Kurangnya kesadaran diri siswa, orang tua atau wali siswa, serta guru sebagai tenaga pendidik di sekolah masih menjadi PR tersendiri. Perlu adanya sosialisasi terhadap peran-peran pendidik di lingkup siswa untuk menunjang pendidikan yang lebih baik lagi. Tentu sosialisasi perlu dibarengi dengan pelaksanaan yang dapat membuktikan bahwa inovasi pendidikan dapat berbuah baik.

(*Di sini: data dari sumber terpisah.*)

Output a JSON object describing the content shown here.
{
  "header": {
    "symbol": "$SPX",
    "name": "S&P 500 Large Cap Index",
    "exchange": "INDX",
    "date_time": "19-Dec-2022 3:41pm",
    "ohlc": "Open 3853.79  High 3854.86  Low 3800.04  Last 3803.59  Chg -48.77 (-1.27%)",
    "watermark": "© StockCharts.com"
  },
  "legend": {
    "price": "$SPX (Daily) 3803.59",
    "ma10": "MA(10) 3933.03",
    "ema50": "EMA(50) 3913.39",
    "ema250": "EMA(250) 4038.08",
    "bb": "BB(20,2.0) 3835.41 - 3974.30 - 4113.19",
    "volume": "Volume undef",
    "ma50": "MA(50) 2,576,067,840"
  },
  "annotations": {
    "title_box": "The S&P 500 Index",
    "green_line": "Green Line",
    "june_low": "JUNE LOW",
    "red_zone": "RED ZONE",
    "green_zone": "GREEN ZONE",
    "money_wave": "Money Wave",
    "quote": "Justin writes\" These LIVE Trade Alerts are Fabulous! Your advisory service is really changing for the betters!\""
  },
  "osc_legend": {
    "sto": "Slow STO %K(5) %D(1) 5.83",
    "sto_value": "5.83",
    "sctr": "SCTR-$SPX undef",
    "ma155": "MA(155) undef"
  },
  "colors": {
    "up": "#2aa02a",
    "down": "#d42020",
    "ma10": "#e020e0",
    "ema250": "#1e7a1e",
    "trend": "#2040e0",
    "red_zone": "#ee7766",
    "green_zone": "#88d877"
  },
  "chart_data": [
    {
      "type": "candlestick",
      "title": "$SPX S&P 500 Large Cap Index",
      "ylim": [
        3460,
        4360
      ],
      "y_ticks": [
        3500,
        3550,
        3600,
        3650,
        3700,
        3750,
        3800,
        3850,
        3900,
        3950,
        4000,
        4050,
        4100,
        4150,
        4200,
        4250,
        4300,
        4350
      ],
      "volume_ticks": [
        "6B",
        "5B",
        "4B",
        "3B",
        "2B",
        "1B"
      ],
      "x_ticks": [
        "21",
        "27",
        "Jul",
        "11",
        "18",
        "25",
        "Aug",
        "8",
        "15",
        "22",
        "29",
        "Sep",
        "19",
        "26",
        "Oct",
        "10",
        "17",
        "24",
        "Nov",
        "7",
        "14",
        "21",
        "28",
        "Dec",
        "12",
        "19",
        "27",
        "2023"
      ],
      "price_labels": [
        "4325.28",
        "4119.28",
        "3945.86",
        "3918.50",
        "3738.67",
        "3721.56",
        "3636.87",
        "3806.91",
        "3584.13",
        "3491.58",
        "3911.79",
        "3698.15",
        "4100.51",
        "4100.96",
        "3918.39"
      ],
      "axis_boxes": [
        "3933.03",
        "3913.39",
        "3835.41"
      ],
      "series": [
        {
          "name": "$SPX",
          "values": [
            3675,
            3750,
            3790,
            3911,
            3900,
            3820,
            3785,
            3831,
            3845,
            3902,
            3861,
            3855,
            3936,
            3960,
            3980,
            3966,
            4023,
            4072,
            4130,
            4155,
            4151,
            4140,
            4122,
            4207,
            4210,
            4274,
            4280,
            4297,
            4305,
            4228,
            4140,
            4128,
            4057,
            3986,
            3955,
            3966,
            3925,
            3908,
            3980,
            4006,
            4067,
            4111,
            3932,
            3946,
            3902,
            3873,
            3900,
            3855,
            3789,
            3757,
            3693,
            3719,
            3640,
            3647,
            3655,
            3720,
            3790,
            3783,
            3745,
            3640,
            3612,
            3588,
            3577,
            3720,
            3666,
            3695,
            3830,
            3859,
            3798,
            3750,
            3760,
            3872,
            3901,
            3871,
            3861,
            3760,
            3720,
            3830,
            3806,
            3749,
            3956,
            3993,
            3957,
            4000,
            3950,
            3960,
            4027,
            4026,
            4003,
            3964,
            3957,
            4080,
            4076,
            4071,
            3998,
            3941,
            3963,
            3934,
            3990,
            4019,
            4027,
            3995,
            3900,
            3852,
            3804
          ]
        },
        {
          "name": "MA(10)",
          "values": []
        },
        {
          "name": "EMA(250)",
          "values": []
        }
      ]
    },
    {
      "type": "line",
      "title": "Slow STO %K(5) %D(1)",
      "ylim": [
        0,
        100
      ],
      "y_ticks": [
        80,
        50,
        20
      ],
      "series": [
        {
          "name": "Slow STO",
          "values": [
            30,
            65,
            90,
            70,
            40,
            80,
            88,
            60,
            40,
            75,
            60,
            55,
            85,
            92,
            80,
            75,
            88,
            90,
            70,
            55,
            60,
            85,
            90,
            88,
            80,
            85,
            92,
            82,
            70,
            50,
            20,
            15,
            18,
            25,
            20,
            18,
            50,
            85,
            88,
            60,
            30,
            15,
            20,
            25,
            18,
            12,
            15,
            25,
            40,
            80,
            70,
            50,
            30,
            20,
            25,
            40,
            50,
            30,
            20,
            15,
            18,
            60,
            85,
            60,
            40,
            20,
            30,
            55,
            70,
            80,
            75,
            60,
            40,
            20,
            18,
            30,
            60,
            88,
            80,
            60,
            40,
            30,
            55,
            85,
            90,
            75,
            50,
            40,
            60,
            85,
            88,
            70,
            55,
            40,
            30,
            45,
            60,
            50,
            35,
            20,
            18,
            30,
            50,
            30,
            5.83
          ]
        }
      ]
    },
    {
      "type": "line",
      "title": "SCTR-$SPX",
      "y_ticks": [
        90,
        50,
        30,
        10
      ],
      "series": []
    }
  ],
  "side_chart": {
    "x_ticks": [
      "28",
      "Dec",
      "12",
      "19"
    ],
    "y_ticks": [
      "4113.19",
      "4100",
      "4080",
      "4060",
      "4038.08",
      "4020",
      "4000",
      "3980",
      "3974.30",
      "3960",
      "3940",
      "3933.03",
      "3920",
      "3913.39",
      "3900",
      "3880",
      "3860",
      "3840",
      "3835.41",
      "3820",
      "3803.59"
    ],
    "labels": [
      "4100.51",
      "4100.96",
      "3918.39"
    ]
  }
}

Sebagai upaya dalam menyadarkan masyarakat yang berperan penting dalam bidang pendidikan, Kemendikbudristek mengadakan program Kampus Mengajar. Program tersebut merupakan naungan dari kementerian yang mengajak mahasiswa dari seluruh Indonesia untuk bergabung dalam upaya pemerataan pendidikan pada daerah-daerah terpinggirkan. Peserta yang dipilih dalam program merupakan mahasiswa dengan keahlian yang cukup berdasarkan hasil tes ujian literasi numerasi serta pembekalan dari Kemendikbudristek.
Program Kampus Mengajar membawa pembaruan pada kegiatan belajar mengajar di sekolah. Seperti peningkatan literasi numerasi siswa dalam upaya perbaikan peringkat PISA Indonesia yang sangat rendah. Inovasi pembelajaran dapat berupa pembuatan soal, materi, bahan ajar yang dikaitkan langsung pada kehidupan sehari-hari. Hal tersebut diharapkan agar siswa lebih berfikir kritis dalam memecahkan masalah dan mampu memecahkan kasus dengan kolaborasi bersama siswa lainnya.
Namun hal tersebut tidak secara langsung dapat berdampak terhadap kelangsungan pendidikan di sekolah. Perlu bantuan pihak-pihak yang berwenang seperti dinas pendidikan setempat yang mampu mengarahkan guru untuk menyesuaikan diri dengan pembaharuan sistem pendidikan yang ada saat ini. Kurang adanya rasa tanggung jawab para oknum tertentu (peran-peran tokoh pendidikan) menyebabkan terkendalanya pemerataan pendidikan. Seperti mengajar semampunya, tidak melakukan inovasi pembelajaran di sekolah, kurang memperhatikan siswa, cenderung abai terhadap kesulitan belajar siswa.
Menurut Ki Hadjar Dewantara (1977) terdapat asas pengembangan pendidikan yang dikenal dengan Pancadharma, yaitu: kemanusiaan (adanya cinta kasih terhadap sesama manusia dan semua mahluk ciptaan tuhan), kodrat hidup (pelihara dan kemajuan hidup sehingga manusia hidup selamat dan bahagia), kebangsaan (tidak boleh menyombongkan bangsa sendiri, tidak boleh bertentangan dengan kepentingan umum), kebudayaan (harus tetap dipelihara), serta kemerdekaan/kebebasan. Apabila anak tidak diberikan kemerdekaan maka akan mennghambat kemajuannya maka perlu adanya pemahaman tersebut pada peranan tokoh di bidang pendidikan yang dekat dengan siswa.